Thanks for your help. The only issue that I might have here is that this is meant to interface with an asr/tts audio system, so I won’t have access to a lot of these functions since I wouldn’t want the audio to play so long. I don’t want to be constantly asking the user for verification when they have given enough information. Consider the following scenario in a fast food restaurant:
1 User: “Hi, I would like a large diet coke and a hamburger with extra cheese, extra pickles, and no lettuce”
2 Bot: “Hamburger with extra cheese, pickles, no lettuce and a large diet coke, anything else?”
3 User: “Yeah, I want large fries with my order with ketchup and special sauce.”
4 Bot: “Large fries with ketchup and special sauce, will that be all today?”
5 User: “Actually, I would like a milkshake instead of my coke and could you add a hashbrown on the side.”
6 Bot: “Okay, so I’ve removed the coke and added a milkshake and a hashbrown, what size and flavor would you like your milkshake to be?”
7 User: “How about a large chocolate milkshake”
8 Bot: “Okay, I’ve got a large chocolate milkshake. Is there anything else?”
9 User: “No, that’s it”
Notice how I don’t really have that much real estate for listing out all the stuff that my bot can do since it will be an audio system rather than a text system. I am trying to minimize the number of interactions that the user will need to have with the bot.
In this case, lines 1-4 are super simple, we just need some intent like “add_to_order” and a response that confirms the order from the bot. However, consider line 5. We would need the bot to understand that the user intends to swap the diet coke with a milkshake AND add a hashbrown to the order. In this case, there are 2 design options that I am mulling over:
- Have a universal “edit_order” intent for any action that involves adding things to the order. So this would be anything that isn’t responding to a form or asking a question or greetings etc. Here, we would need to use something like role classfication, so we would need the labeling to be like
Actually, I would like a [milkshake]{“entity”: “item”, “role”: “old_swap_item”} instead of my [coke][{“entity”: “item”, “role”: “new_swap_item”} and could you add a [hashbrown]{“entity”: “item”, “role”: “new_item”} on the side
Here, I am worried about the entity labeling not enforcing the pair for “old_swap_item” and “new_swap_item”, or mislabeling the “hashbrown” entity. Here, we would also need enough training data to learn this, perhaps using lookup tables for cue words that might indicate a swapping like “actually” and “instead” or “change”.

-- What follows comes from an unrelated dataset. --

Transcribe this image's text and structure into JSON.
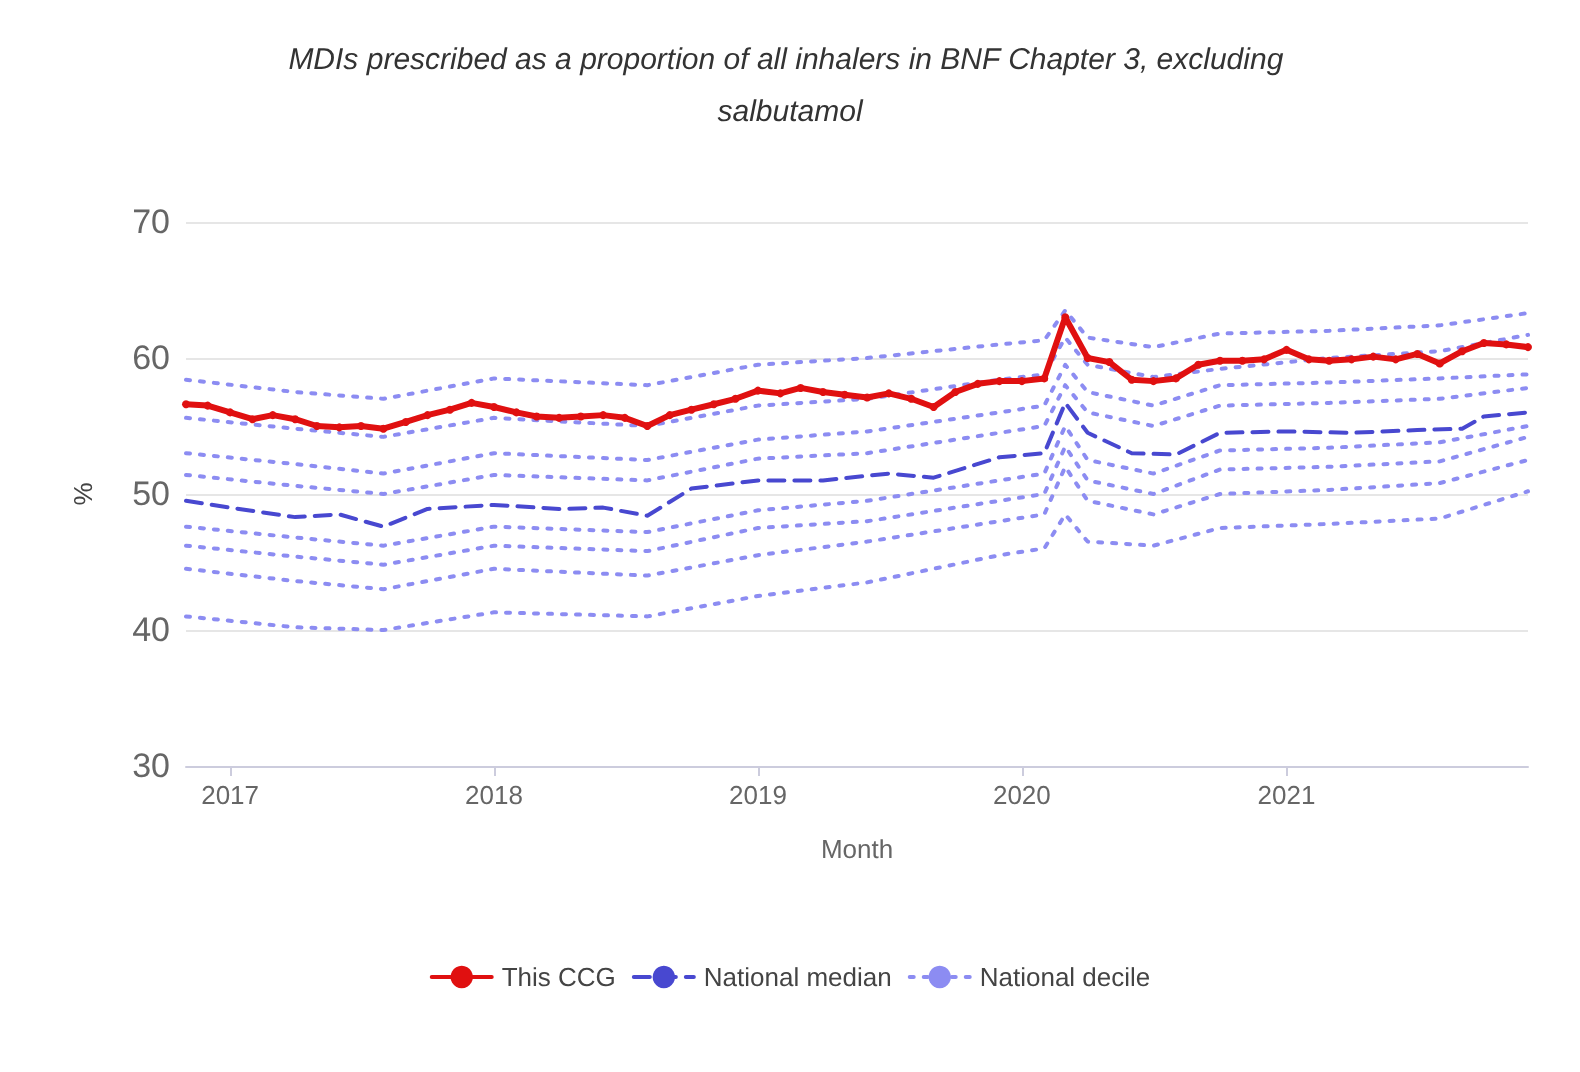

- Have multiple intents for actions that modify an order. Here, we would have “add_to_order”, “edit_order”. We might even split up the intents even more to include something like “modifying_order” like asking for extra sauce on your burger and “remove_order” for removing a side from your order. Here tho, it is hard for me to think about how the bot should interpret “Actually, I would like a milkshake instead of my coke”. Should it be modeled as removing the coke and adding a milkshake or should they be explicitly paired up? Also, here, I will still have the issue of role classification, since knowing that the user wants to both add to their order and change something in their order doesn’t tell me which entities correspond with which.
So far, I have been getting pretty far by just having a hard coded rule-based system where I just identify entities and swaps and deletes with a giant dictionary of cue words that indicate what the user wants to do, but this won’t scale well and I do think that it kinda negates the point of using ML for intent classification and entity extraction.